# kenpo 4 kids



## hammer (Feb 16, 2005)

I know that Brother John started a thread that was title *childrens cirriculim water down???? *Which i found most interesting as the majority of my students are children, So I Would like to ask for a brief brake down of your junior syllabus,

Thanking you in advance for your input,

A sample of what i am currently teaching

*junior yellow*
Basics

*junior orange*
5 techniques , blocking set one
ie, Delayed Sword thru Captured Twiggs

*junior purple* 
5 techniques ,short form 1
ie Grasp of Death thru Sword and Hammer
freestyle b1a thru b4a

*advance purple1&2*
kicking set 1
striking set 1
long form 1
co ordination set 1

Included are the yellow belt saying distance is best friend ect

I have just completed teaching my students these units approx 18-24 months in duration.

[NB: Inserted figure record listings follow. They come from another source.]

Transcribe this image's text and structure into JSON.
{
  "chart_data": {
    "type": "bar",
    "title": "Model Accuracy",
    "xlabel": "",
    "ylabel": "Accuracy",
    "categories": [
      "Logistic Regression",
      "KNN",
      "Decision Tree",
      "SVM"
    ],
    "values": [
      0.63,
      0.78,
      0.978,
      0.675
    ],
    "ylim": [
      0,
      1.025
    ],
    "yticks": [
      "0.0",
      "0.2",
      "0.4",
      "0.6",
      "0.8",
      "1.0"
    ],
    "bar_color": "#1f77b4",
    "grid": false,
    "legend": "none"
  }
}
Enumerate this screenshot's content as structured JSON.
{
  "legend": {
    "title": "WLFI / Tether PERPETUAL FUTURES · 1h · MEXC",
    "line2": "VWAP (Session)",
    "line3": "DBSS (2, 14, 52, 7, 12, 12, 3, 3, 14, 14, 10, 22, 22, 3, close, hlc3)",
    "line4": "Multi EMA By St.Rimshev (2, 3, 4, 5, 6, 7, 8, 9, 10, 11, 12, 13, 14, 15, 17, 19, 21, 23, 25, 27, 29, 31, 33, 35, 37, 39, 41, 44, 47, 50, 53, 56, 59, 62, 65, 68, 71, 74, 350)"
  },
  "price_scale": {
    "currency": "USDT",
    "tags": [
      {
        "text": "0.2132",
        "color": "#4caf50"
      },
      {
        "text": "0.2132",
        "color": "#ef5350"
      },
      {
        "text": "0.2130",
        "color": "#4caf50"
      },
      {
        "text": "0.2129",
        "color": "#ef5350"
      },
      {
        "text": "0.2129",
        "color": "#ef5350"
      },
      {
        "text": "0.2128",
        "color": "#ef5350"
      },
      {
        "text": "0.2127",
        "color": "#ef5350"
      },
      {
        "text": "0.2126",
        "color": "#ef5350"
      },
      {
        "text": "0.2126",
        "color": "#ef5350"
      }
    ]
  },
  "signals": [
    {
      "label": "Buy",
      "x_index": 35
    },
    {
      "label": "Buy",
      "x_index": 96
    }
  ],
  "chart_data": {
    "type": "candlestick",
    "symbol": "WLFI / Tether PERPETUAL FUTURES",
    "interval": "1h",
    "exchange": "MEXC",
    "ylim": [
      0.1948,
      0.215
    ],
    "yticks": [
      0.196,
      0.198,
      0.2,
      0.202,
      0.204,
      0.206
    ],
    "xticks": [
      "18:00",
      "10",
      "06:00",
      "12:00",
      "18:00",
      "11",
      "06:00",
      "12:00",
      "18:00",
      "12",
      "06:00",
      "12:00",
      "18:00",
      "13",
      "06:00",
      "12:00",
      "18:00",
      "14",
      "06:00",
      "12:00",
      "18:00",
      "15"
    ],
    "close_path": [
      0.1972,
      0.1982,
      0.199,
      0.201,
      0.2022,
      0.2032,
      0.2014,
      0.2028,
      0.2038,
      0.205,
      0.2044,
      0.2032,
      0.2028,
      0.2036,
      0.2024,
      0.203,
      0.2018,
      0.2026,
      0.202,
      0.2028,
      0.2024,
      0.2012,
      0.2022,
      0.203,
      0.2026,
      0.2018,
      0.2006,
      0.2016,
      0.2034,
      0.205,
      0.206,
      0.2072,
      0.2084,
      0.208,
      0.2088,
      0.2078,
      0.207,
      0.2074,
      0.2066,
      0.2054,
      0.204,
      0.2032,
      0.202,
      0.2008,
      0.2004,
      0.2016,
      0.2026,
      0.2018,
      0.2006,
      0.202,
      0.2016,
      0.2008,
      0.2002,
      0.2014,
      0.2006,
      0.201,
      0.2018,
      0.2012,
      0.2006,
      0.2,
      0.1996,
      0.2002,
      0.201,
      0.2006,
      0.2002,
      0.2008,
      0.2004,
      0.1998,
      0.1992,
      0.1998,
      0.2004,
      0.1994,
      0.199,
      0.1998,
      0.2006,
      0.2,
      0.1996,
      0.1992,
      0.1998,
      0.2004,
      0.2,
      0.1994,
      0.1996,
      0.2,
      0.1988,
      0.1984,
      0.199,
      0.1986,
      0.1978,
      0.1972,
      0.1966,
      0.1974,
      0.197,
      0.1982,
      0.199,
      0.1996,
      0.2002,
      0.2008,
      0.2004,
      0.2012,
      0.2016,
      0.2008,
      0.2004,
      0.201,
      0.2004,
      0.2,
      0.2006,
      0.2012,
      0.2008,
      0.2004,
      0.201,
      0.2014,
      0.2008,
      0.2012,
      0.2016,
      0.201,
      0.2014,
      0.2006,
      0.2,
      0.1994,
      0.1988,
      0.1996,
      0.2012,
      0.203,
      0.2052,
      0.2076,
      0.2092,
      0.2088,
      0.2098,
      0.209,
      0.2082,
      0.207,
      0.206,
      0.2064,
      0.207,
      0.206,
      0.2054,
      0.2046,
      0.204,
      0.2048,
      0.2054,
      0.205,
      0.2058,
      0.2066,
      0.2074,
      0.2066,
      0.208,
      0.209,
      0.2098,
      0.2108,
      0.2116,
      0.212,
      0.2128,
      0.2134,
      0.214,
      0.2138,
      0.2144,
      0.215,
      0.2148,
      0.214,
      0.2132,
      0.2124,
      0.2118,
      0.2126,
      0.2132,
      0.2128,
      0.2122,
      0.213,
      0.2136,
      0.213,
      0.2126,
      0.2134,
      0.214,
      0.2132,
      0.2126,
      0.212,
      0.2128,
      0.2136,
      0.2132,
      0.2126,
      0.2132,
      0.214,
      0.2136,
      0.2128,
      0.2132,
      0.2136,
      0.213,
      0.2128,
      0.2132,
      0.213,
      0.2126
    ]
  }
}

I chose to take this option in skilling my students in basics ,in disguse lol, using the above sets ,as to allow for the students to mature both metally , and to become more aware of there bodies

To provide greater enjoyment of both teaching and learning the orange belt and advance material which is to follow , 

No disrespect intended, I would welcome any comments or criticism thanks for again your input.

cheers


----------



## bzarnett (Feb 17, 2005)

Everything. Our childrens program which is for kids ages 7 to 13 are responsible for the complete curriculum. There are no time boxes associated with the material for children or adults. Our child will learn the same American Kenpo curriculum as an adult. Aspects of the learning - the context for the application though is directed towards the children. For example, self-defense is oriented towards bully defense and stranger danger in terms of the cycle of considerations, attitude, acceptance, etc.

  Being responsible for the material is a key lesson (and skill) for children.

  Cheers,
  Bryan


----------